コメディ・ライト小説 ※倉庫ログ
- Re: オカルト研究部には天使がいるっ!(合作)イラスト有り ( No.18 )
- 日時: 2014/04/14 17:14
- 名前: 夕陽 (ID: eyS/yPyK)
番外編
兄弟編〜黒野姉妹〜
「ただいま」
私はドアを開けると姉も妹も家にいた。
「あれ? 二人とも珍しいね、こんなに早くに帰ってるなんて」
たいてい姉の奈々は学校の後はアルバイト、妹の玲奈は友達と遊びに行くので5時に家にいるのは珍しい。
「うん、今日はアルバイト休み……」
「お姉ちゃん、寝ながらしゃべらないでっていつも言っているでしょ?」
私はおねえちゃんに注意する。まあ、起きる気配はないけど。いつもの事だし放っておいても大丈夫だろう。なぜか知らないけど寝た間の記憶とか残ってるみたいだし。
「お、奈美姉。お帰り」
玲奈はいつも通り足をテーブルに乗せて座っていた。なんかこの子、中学生になってから髪染めたりして不良化しちゃったんだよなあ。

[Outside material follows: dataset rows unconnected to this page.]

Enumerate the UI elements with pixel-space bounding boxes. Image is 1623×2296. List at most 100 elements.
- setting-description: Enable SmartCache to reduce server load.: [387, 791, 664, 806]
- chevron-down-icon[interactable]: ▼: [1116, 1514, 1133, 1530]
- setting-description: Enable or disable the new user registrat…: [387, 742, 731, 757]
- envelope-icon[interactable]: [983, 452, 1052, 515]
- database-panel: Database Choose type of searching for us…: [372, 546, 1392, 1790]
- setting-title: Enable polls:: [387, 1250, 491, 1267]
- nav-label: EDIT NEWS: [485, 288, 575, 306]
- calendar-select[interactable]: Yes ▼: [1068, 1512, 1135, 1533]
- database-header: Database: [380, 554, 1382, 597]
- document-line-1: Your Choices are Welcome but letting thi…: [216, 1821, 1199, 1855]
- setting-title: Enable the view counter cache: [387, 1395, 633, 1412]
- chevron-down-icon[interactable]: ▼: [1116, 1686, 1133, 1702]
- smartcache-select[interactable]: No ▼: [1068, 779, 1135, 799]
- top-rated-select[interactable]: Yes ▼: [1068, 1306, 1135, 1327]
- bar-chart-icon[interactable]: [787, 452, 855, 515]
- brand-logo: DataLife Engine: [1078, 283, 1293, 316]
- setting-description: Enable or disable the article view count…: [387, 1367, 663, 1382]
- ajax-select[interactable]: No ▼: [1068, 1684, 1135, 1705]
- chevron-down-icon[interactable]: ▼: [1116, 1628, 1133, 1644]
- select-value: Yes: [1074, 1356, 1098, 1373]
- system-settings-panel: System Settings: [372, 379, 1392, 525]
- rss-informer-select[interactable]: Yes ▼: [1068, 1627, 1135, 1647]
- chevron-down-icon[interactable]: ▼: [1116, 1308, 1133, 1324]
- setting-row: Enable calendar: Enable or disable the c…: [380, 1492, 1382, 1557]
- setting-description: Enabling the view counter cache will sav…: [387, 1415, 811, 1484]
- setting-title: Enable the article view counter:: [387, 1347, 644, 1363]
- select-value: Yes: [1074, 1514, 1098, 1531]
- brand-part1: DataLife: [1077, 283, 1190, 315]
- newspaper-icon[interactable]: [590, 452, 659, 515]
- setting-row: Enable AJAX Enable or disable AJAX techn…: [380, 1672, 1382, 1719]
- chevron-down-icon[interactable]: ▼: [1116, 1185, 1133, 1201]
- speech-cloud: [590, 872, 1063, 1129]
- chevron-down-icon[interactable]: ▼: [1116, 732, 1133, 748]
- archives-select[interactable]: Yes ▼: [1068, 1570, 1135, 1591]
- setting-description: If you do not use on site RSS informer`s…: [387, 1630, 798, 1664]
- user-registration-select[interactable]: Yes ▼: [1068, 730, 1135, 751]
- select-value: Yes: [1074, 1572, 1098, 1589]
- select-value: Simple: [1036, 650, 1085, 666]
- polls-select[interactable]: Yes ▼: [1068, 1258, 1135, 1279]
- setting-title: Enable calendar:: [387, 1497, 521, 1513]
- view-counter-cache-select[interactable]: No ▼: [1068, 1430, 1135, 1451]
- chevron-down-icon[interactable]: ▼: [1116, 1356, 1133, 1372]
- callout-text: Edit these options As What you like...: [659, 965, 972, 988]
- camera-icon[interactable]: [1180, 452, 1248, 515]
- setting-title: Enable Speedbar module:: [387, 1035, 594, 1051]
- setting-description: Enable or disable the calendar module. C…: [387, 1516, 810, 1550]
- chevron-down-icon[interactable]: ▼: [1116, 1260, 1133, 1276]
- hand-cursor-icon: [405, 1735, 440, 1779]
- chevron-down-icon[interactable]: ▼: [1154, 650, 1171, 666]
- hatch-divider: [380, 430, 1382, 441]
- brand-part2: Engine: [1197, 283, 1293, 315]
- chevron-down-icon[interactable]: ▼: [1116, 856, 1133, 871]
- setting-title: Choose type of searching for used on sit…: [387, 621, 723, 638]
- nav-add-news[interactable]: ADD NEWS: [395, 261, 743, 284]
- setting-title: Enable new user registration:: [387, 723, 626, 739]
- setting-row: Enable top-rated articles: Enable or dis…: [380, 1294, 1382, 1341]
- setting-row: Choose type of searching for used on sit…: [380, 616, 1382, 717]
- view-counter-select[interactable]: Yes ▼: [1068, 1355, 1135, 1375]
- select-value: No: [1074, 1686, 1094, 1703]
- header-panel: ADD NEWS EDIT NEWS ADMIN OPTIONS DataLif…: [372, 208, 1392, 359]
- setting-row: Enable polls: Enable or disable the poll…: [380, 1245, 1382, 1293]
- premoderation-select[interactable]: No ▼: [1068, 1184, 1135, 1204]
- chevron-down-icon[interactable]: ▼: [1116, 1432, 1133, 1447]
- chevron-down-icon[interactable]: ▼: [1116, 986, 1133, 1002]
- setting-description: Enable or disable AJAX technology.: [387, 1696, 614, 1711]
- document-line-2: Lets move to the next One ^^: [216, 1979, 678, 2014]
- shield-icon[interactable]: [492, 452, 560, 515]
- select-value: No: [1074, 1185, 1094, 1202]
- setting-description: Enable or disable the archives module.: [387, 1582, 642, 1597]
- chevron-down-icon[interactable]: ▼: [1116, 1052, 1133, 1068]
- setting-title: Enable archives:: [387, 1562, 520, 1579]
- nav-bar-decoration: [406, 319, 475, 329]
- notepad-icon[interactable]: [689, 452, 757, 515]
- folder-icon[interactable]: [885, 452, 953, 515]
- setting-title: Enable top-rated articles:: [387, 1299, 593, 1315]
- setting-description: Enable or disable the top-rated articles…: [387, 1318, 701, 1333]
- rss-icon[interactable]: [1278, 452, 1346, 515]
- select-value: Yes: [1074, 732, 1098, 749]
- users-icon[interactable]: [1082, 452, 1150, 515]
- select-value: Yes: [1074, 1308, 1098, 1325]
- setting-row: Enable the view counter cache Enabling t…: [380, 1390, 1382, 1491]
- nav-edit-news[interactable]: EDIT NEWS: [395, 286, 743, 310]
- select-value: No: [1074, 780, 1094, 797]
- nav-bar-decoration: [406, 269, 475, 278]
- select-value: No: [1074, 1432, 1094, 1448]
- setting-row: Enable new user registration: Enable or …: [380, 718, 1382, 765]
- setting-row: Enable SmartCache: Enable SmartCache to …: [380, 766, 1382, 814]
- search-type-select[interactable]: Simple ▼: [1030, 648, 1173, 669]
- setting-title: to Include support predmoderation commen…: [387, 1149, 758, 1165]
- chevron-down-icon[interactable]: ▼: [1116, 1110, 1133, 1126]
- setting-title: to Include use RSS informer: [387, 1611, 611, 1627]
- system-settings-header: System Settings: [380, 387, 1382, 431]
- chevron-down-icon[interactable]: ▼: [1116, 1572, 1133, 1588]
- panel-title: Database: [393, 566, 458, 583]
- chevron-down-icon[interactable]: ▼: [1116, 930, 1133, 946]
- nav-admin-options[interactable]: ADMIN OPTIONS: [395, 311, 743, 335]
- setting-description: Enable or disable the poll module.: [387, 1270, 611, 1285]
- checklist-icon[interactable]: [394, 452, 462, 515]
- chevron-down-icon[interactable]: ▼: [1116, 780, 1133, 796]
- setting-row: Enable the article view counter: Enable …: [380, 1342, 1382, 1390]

「そういえば奈美姉、金貸せ。あとで1割り増しにして返すから」
何で誰も注意しないかというと、こんな感じだからである。この子の友達もこんな感じだし……。ただ単に馬鹿なのか、元々いい子なのか……。おそらく両方だろう。
「いいけど……。あとでしっかり返してね」
私はお金を渡す。たいていこういうことは姉妹間でもしてはいけないのかもしれないが、絶対に言った事は守るので普通に貸す。お姉ちゃんもそうだしね。
「おう、がんばる」
玲奈は靴を履きどこかへ行ってしまった。
きっと、例の友達と遊びに行ったんだろう。いつも通り人からお金を巻き上げていると思ったら不良が盗んだお金を他の人に返しに行っているのだろうか?
……ちなみにこれは本当にあった話である。
本人達はなんとなくで人選したのだそうだが、たまたま不良で番長らしき人とけんかして勝ったらしい。
まあ、照れ隠しでこの嘘ついたのかもしれないけど。
「お姉ちゃん、お姉ちゃんってば!」
とりあえず、お姉ちゃんを起こす。そうしないと、掃除ができないから。
「う〜ん、何?」
と言いつつも目は開ける気配がない。でも、意識はあるので自分のベッドに行くようにと促す。
「ふう、とりあえず掃除するか」
私は簡単に物を片付け掃除機をかける。
きれいになった、と思うと玲奈が帰ってきた。
「ただいま帰ってきてやったよ」
……意味不明だ。
「おかえり」
私はリビングで返事をする。
「お、奈美姉いつもはえーな」
この子はさっき会った事を忘れているのだろうか?
記憶力はあまりよくないと知っていたけど、ここまでとは……。
テストとかどうしているのだろう?
「そうかな?」
私は微笑む。
「そういえば、夕食できたからお姉ちゃん呼んできてくれる?」
何気なく記憶力のないことを証明している話から話題を変える。
「えー、まじかよ? 姉貴どうやってもおきないんだよ」
確かにそうだ。あの人が目を開けているときをみるのは最近はない。いつも寝ている、もしくは目を閉じている。
「お願い、ね? 玲奈」
私は手を合わせてお願いする。そうすると玲奈は仕方ないなと言うように肩をすくめながら起こしに……こっちに連れてくるようにしてくれた。
久しぶりに姉妹三人が食卓にそろった。
『いただきまーす』
皆で食べるのは二年ぶりだろうか?
まあ、すれ違いなら何回もあったが最初から最後まではなかなかない。
たまにはこういうのもいいな、と私は思った。